- Niyazi Erdoğan markasını nasıl tarif edersiniz?
- Genç, sokak modasına uygun ama giyenlerin kendi yaratıcılıklarını sergileyebileceği bir marka. Giyenler kendi stilleriyle birleştirsin istiyorum çünkü benim için önemli olan ürün değil, stil. Ben onlara Lego parçaları vereyim, onlar stilleriyle birleştirsin. Bankacısı olsun, bilişimcisi olsun, mesleğinin içinde de yaratıcılığını sergileyebilsin. Kişiselleştirdikleri kaçışları olsun.
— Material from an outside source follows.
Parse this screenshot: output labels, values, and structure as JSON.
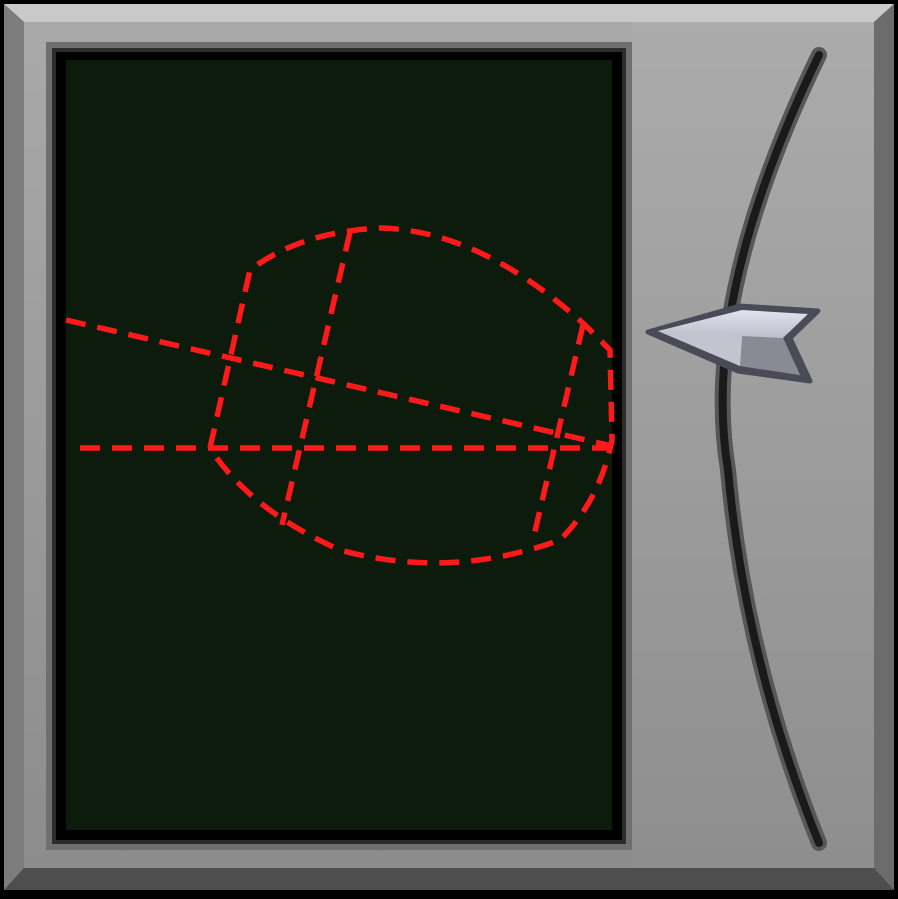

Ve tabii benden de izler taşıyan bir marka.
- İlham kaynaklarınız neler?
- Artık erkekler hep aynı şekilde giyiniyor. Dar pantolon üzerine bir şey, trençkot, gözlükler, saçlar; aynı. 'Bunun dışında nasıl bir kalıp önerebilirim?' diye düşündüm. Şu aralar 1950'ler ve 60'lar ilgimi çekiyor. Dünyada da 50'lere dönüş var. Çıkış noktam, piksel. 'Ürün tek başına önemli değilse, imajın en küçük birimi pikseldir,' dedim. İkinci koleksiyonumda pikselden bütüne doğru gittim. Bilişim teknolojilerinin başlaması, 2. Dünya Savaşı sonrasına denk geliyor. O zamanki erkeklerin giyim anlayışından esinlendim. Savaştan çıkan erkeklerin stili farklıdır çünkü. Askerde çok şey taşıdıkları için az detay severler. Daha sofistike ve temizdir. Bu koleksiyon da öyle oldu.